While many of us know that there are 613 mitzvot, (248 do's, and 365 don'ts) it is less widely known just how many mitzvot we can actively apply in our time, outside of Israel, when the Temple (Beit HaMikdash) no longer stands. For example, all the various sacrificial offerings are no longer able to be brought.

Of the 248 positive commands, only 126 are currently applicable. And of the 365 negative commands, only 243 are still applicable. So in total, nowadays, 369 mitzvot are still operative. Rabbi Isaiah Horowitz, better known after his famous work as the Shelah (an acronym for "Shnei Luchot HaBrit"), writes1 that the mnemonic for this number can be found in the verse,2 "I sleep, but my heart is awake." If you add up the numeric values of the letters in the Hebrew word for "I sleep," ישנה, the tally comes to 365. And when you add the number of letters that are in the word itself, 4, the total comes to 369. This hints to the fact that when the Jewish people are in exile, spiritually asleep, they only have 369 mitzvot to do.
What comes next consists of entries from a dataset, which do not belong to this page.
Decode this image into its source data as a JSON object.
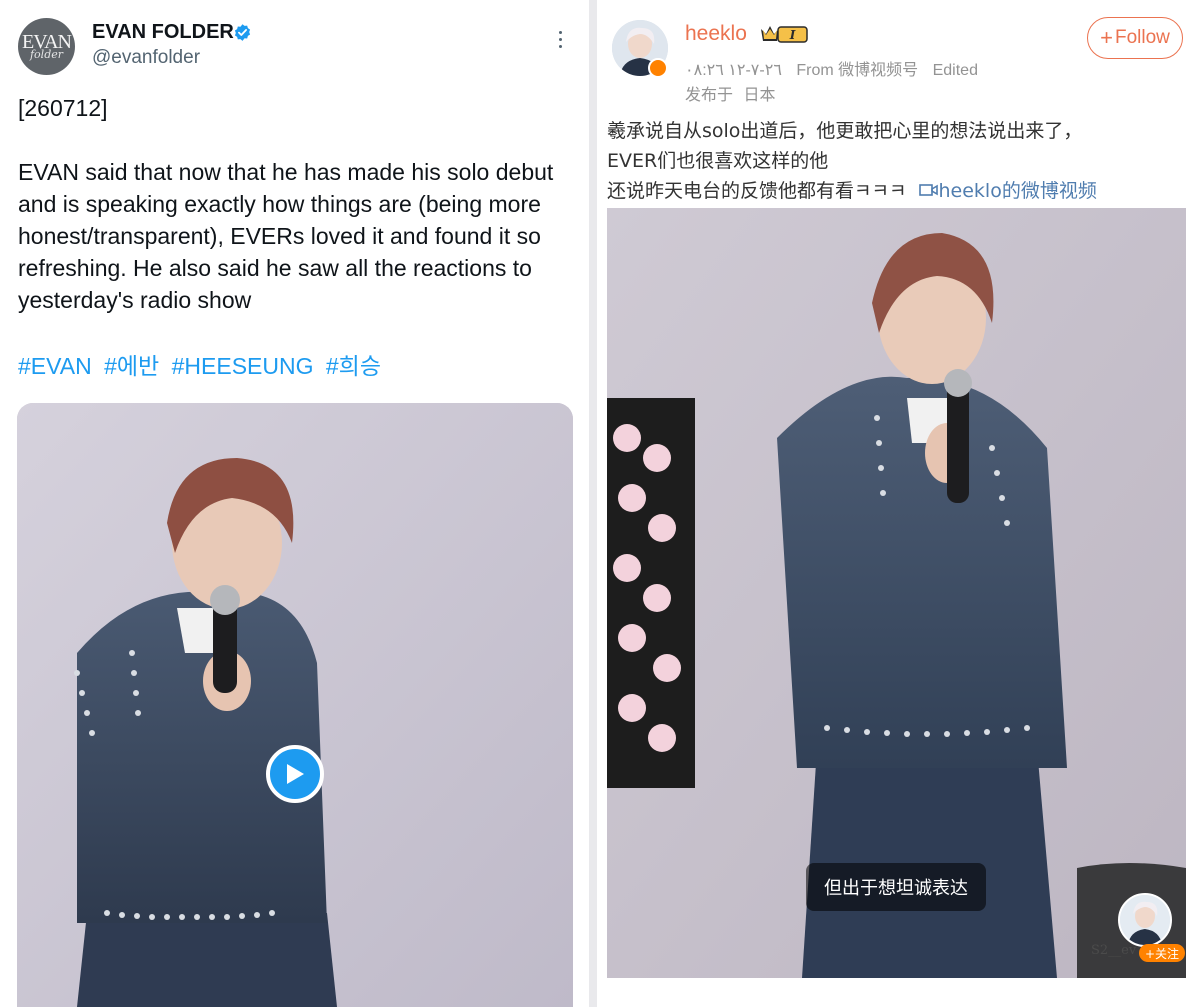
{
  "left_post": {
    "avatar_text_top": "EVAN",
    "avatar_text_bottom": "folder",
    "display_name": "EVAN FOLDER",
    "handle": "@evanfolder",
    "date_tag": "[260712]",
    "body": "EVAN said that now that he has made his solo debut and is speaking exactly how things are (being more honest/transparent), EVERs loved it and found it so refreshing. He also said he saw all the reactions to yesterday's radio show",
    "hashtags": [
      "#EVAN",
      "#에반",
      "#HEESEUNG",
      "#희승"
    ],
    "colors": {
      "link": "#1d9bf0",
      "verified": "#1d9bf0"
    },
    "icons": [
      "verified-badge-icon",
      "more-options-icon",
      "play-icon"
    ]
  },
  "right_post": {
    "username": "heeklo",
    "level_badge": "I",
    "timestamp": "٢٦-٧-١٢ ٠٨:٢٦",
    "source": "From 微博视频号",
    "edited": "Edited",
    "location_prefix": "发布于",
    "location": "日本",
    "follow_label": "Follow",
    "text_line1": "羲承说自从solo出道后，他更敢把心里的想法说出来了，",
    "text_line2": "EVER们也很喜欢这样的他",
    "text_line3": "还说昨天电台的反馈他都有看ㅋㅋㅋ",
    "video_link_label": "heeklo的微博视频",
    "video_subtitle": "但出于想坦诚表达",
    "mini_follow_label": "+关注",
    "watermark": "S2__ev",
    "colors": {
      "username": "#eb7350",
      "link": "#507daf",
      "follow": "#ff8200"
    },
    "icons": [
      "crown-level-icon",
      "video-link-icon",
      "verified-v-icon"
    ]
  }
}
Using a little bit of math, the author further points out that nowadays, therefore, there are 122 fewer positive mitzvot to observe (248-126=122), and also 122 fewer negative mitzvot to keep (365-243=122)! So in total, there are 244 fewer mitzvot in our day-to-day lives. The Shelah notes that this number, 244, is the same as the numerical value for the Hebrew word, מרד, which means to rebel. This equivalence, he remarks, alludes to the fact that it was because of our "rebelliousness" that we were exiled from our land, and that our Temple was destroyed. (May it be speedily rebuilt!)

Even among the 369 mitzvot, however, there are many that most of us will never do. For many of these commands also depend on circumstances. In other words, only in certain situations do many of these mitzvot have to be kept. To illustrate, only if a person makes a vow3 can he fulfill the command "not to be tardy"4 in keeping it. Only if he owns a house with a walk-out roof, is he obliged to put a fence around it.5

In actuality, then, there are only 270 precepts that every Jew is required to observe, without any particular circumstance ever having to come about.6 Of these 270 mitzvot, 48 are positive precepts, and 222 are negative. Interestingly, in Sefer HaChinuch, the author, Rabbi Aaron HaLevi, points out that 270 is the numeric value of the Hebrew word for "awake," ער, in the above quoted verse, "I sleep but my heart is awake."

No Jew is ever completely asleep, says King Solomon. The heart, our spiritual core, is always wide awake. So being "sleepless in exile," we will undoubtedly merit the complete and final redemption, very, very soon!

I would like to note, however, that the Rabbis established the number of fixed, daily prayers to correspond to the number of regular, daily sacrifices that were offered in the Temple,7 thus offering somewhat of a substitute for the Temple service. So, too, when we study the laws governing such precepts, on a spiritual level, we get credit as if we had actually performed them.8 On a deeper level, Chassidut explains that all the precepts are operative even nowadays. For example, by not capitulating to the demands of our "animal soul," our base instincts, we offer the "animal" within ourselves to G‑d.